Ich empfehle daher meinen Laptop, da ich diesen auch schon bei einer Wandertour (Jakobsweg) dabei hatte. Für den  Lenovo IdeaPad 500S-13ISK spricht ja gerade, dass er extrem leicht und dünn ist. Und die Vorteile gegenüber einem Tablet brauche ich ja nicht zu nennen. Ich habe zu dem Laptop immer eine Tasche dabei, die nicht größer ist als eine iPad Tasche.


----------



## erkosh (25. Juli 2017)

Vielen Dank erstmal für die ganzen Antworten 

Das Lenovo IdeaPad 500S ist mir zu teuer für die Reise, wenn ich auch etwas für 200 Euro haben kann, womit ich alles erledigen kann.

Ich will während der Reise nicht permanent vor der Kiste rumhängen.
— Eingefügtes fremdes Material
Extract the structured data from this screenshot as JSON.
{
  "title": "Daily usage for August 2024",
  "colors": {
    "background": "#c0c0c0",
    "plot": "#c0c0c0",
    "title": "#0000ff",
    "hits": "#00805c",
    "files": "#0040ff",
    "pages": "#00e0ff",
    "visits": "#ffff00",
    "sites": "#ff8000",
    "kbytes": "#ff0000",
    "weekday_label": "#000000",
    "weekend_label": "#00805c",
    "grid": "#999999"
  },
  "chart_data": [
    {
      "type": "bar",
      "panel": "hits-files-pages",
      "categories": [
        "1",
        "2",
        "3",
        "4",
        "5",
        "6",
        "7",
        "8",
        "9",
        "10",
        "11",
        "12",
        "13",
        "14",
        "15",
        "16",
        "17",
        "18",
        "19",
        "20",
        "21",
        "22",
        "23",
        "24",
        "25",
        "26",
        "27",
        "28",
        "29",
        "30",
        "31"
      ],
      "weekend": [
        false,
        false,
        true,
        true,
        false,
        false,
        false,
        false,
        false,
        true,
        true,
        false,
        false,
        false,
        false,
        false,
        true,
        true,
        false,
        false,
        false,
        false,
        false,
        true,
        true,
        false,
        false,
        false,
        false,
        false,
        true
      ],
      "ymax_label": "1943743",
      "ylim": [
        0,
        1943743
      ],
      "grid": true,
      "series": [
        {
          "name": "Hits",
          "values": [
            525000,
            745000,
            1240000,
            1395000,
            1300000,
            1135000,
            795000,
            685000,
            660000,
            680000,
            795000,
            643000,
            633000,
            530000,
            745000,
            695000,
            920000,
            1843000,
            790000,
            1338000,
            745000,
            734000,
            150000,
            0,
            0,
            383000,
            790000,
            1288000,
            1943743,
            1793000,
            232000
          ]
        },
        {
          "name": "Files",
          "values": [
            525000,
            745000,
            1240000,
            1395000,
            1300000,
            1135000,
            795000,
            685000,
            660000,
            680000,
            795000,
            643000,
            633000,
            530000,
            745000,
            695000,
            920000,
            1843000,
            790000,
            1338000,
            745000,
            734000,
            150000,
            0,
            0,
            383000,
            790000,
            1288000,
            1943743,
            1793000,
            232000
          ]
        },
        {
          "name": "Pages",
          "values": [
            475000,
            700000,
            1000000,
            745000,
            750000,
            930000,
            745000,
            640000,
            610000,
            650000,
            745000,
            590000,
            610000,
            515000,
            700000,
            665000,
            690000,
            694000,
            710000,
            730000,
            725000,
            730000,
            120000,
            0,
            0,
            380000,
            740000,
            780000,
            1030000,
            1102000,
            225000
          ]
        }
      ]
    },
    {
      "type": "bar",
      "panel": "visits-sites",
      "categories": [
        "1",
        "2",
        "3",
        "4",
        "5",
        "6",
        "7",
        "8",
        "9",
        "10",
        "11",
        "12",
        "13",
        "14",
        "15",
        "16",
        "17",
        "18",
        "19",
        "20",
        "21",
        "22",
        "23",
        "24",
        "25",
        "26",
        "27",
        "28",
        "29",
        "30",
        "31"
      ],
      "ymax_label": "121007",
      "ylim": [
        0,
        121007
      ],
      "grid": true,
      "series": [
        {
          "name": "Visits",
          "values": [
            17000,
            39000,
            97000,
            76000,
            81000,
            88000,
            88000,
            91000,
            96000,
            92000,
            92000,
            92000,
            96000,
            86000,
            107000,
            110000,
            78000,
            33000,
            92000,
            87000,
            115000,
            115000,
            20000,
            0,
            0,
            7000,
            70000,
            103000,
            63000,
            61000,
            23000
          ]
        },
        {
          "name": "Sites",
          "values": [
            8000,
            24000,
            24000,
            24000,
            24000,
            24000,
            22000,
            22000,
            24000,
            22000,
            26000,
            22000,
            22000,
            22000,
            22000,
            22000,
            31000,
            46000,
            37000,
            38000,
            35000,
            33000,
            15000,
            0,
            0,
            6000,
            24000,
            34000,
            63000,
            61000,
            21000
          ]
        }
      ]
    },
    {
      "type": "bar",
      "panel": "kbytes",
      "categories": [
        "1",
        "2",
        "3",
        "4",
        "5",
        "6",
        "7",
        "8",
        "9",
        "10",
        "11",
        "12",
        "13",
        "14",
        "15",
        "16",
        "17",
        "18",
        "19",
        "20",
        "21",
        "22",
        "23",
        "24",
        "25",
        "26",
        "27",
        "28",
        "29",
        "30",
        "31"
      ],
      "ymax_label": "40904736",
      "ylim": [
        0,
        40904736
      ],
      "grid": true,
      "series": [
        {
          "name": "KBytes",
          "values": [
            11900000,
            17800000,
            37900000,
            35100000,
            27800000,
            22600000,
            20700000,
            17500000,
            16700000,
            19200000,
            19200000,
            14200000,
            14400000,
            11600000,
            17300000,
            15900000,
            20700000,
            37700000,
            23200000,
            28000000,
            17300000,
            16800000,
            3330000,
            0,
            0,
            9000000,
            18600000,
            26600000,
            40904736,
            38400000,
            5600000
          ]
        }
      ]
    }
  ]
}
Sondern ich brauche das Teil wirklich nur um mal einen Flug zu buchen, Hotels/Hostels zu suchen, paar Bilder auf den Blog hochzuladen, für Online-Banking, mal einen Film schauen oder um paar Mails zu beantworten.
Das werde ich wahrscheinlich auch immer über das Hotel/Hostel W-Lan machen müssen. Eventuell, falls ich mir eine SIM Karte kaufen sollte, kann ich über mein Handy einen Hotspot aufmachen, um mich dann mit dem Tablet oder dem Laptop zu verbinden. Deshalb ist SIM für das Tablet nicht so wichtig.

Ich tendiere momentan zum Tablet + Tastatur. 
Grund dafür ist: wenn ich abends im Hotel oder Hostel einfach mal eine Kleinigkeit erledigen will, kann ich das Gerät gemütlich als Tablet benutzen und um etwas zu schreiben docke ich das Tablet an die Tastatur.
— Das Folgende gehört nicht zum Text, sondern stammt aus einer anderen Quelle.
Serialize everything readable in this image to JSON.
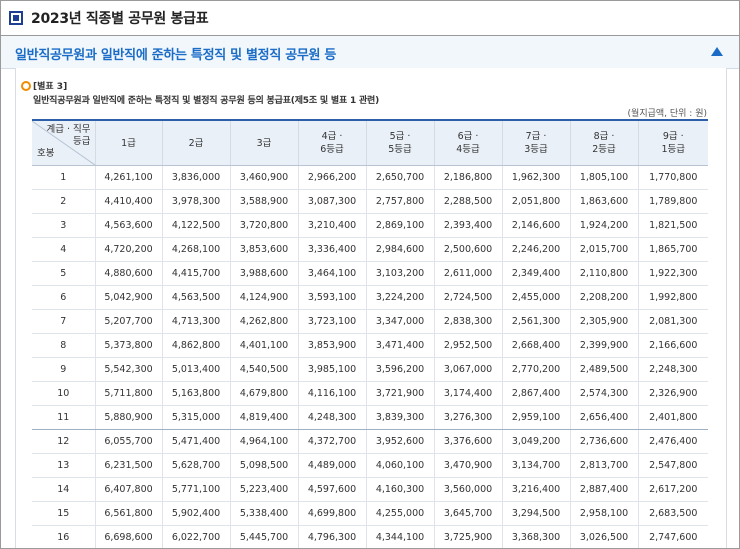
{
  "page": {
    "title": "2023년 직종별 공무원 봉급표"
  },
  "section": {
    "title": "일반직공무원과 일반직에 준하는 특정직 및 별정직 공무원 등",
    "collapse_icon": "triangle-up-icon"
  },
  "table": {
    "label": "[별표 3]",
    "caption": "일반직공무원과 일반직에 준하는 특정직 및 별정직 공무원 등의 봉급표(제5조 및 별표 1 관련)",
    "unit_note": "(월지급액, 단위 : 원)",
    "corner": {
      "top_line1": "계급 · 직무",
      "top_line2": "등급",
      "bottom": "호봉"
    },
    "columns": [
      {
        "line1": "1급",
        "line2": ""
      },
      {
        "line1": "2급",
        "line2": ""
      },
      {
        "line1": "3급",
        "line2": ""
      },
      {
        "line1": "4급 ·",
        "line2": "6등급"
      },
      {
        "line1": "5급 ·",
        "line2": "5등급"
      },
      {
        "line1": "6급 ·",
        "line2": "4등급"
      },
      {
        "line1": "7급 ·",
        "line2": "3등급"
      },
      {
        "line1": "8급 ·",
        "line2": "2등급"
      },
      {
        "line1": "9급 ·",
        "line2": "1등급"
      }
    ],
    "rows": [
      {
        "step": "1",
        "values": [
          "4,261,100",
          "3,836,000",
          "3,460,900",
          "2,966,200",
          "2,650,700",
          "2,186,800",
          "1,962,300",
          "1,805,100",
          "1,770,800"
        ]
      },
      {
        "step": "2",
        "values": [
          "4,410,400",
          "3,978,300",
          "3,588,900",
          "3,087,300",
          "2,757,800",
          "2,288,500",
          "2,051,800",
          "1,863,600",
          "1,789,800"
        ]
      },
      {
        "step": "3",
        "values": [
          "4,563,600",
          "4,122,500",
          "3,720,800",
          "3,210,400",
          "2,869,100",
          "2,393,400",
          "2,146,600",
          "1,924,200",
          "1,821,500"
        ]
      },
      {
        "step": "4",
        "values": [
          "4,720,200",
          "4,268,100",
          "3,853,600",
          "3,336,400",
          "2,984,600",
          "2,500,600",
          "2,246,200",
          "2,015,700",
          "1,865,700"
        ]
      },
      {
        "step": "5",
        "values": [
          "4,880,600",
          "4,415,700",
          "3,988,600",
          "3,464,100",
          "3,103,200",
          "2,611,000",
          "2,349,400",
          "2,110,800",
          "1,922,300"
        ]
      },
      {
        "step": "6",
        "values": [
          "5,042,900",
          "4,563,500",
          "4,124,900",
          "3,593,100",
          "3,224,200",
          "2,724,500",
          "2,455,000",
          "2,208,200",
          "1,992,800"
        ]
      },
      {
        "step": "7",
        "values": [
          "5,207,700",
          "4,713,300",
          "4,262,800",
          "3,723,100",
          "3,347,000",
          "2,838,300",
          "2,561,300",
          "2,305,900",
          "2,081,300"
        ]
      },
      {
        "step": "8",
        "values": [
          "5,373,800",
          "4,862,800",
          "4,401,100",
          "3,853,900",
          "3,471,400",
          "2,952,500",
          "2,668,400",
          "2,399,900",
          "2,166,600"
        ]
      },
      {
        "step": "9",
        "values": [
          "5,542,300",
          "5,013,400",
          "4,540,500",
          "3,985,100",
          "3,596,200",
          "3,067,000",
          "2,770,200",
          "2,489,500",
          "2,248,300"
        ]
      },
      {
        "step": "10",
        "values": [
          "5,711,800",
          "5,163,800",
          "4,679,800",
          "4,116,100",
          "3,721,900",
          "3,174,400",
          "2,867,400",
          "2,574,300",
          "2,326,900"
        ]
      },
      {
        "step": "11",
        "values": [
          "5,880,900",
          "5,315,000",
          "4,819,400",
          "4,248,300",
          "3,839,300",
          "3,276,300",
          "2,959,100",
          "2,656,400",
          "2,401,800"
        ]
      },
      {
        "step": "12",
        "values": [
          "6,055,700",
          "5,471,400",
          "4,964,100",
          "4,372,700",
          "3,952,600",
          "3,376,600",
          "3,049,200",
          "2,736,600",
          "2,476,400"
        ]
      },
      {
        "step": "13",
        "values": [
          "6,231,500",
          "5,628,700",
          "5,098,500",
          "4,489,000",
          "4,060,100",
          "3,470,900",
          "3,134,700",
          "2,813,700",
          "2,547,800"
        ]
      },
      {
        "step": "14",
        "values": [
          "6,407,800",
          "5,771,100",
          "5,223,400",
          "4,597,600",
          "4,160,300",
          "3,560,000",
          "3,216,400",
          "2,887,400",
          "2,617,200"
        ]
      },
      {
        "step": "15",
        "values": [
          "6,561,800",
          "5,902,400",
          "5,338,400",
          "4,699,800",
          "4,255,000",
          "3,645,700",
          "3,294,500",
          "2,958,100",
          "2,683,500"
        ]
      },
      {
        "step": "16",
        "values": [
          "6,698,600",
          "6,022,700",
          "5,445,700",
          "4,796,300",
          "4,344,100",
          "3,725,900",
          "3,368,300",
          "3,026,500",
          "2,747,600"
        ]
      }
    ]
  }
}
Ich werde die kommenden Tage zum Saturn gehen, mir nochmal anhören, was die Verkäufer sagen und einfach ein Gerät kaufen. 
So wie ich das sehe, hat beides seine minimalen Vor- und Nachteile. Jedoch sind weder die Vorteile noch die Nachteile soooo gravierend, dass ich etwas ausschließen kann.
Deshalb ist es ja fast schon egal, was ich nehme


----------



## Herbboy (25. Juli 2017)

Das Tablet ist sicher nicht schwächer als ein normales Smartphone, und letzteres würde ja auch locker reichen, wäre nur was "fummelig"


----------



## Michi31E (26. Juli 2017)

Ok. Was schreibe ich mir eigentlich die Finger blutig? 

Klar, braucht man das Ding nur abends im Hotel oder wenn man mal schnell was nachschauen will. Aber gerade deshalb ist mein Notebook ja ein echter Allrounder.


----------



## Spiritogre (26. Juli 2017)

Für 200 Euro sollte man da aber nicht zu viel erwarten. Da gibt es sicher gute 8 Zoll Teile, dazu dann eine 15 Euro Chinatastatur. Spaß macht das zwar nicht aber es funktioniert.


----------



## erkosh (26. Juli 2017)

Michi31E schrieb:


> Ok. Was schreibe ich mir eigentlich die Finger blutig?



Ich wollte nur sicher gehen, dass es keine gravierenden Unterschiede gibt.  
Fall es Deinen blutigen Fingern gut tut, ich habe mich doch für den Lappi entschieden 
Leider war der Lappi nicht mehr vorrätig, ich werde den hier bestellen:
LENOVO IdeaPad 110S Netbook kaufen | SATURN


----------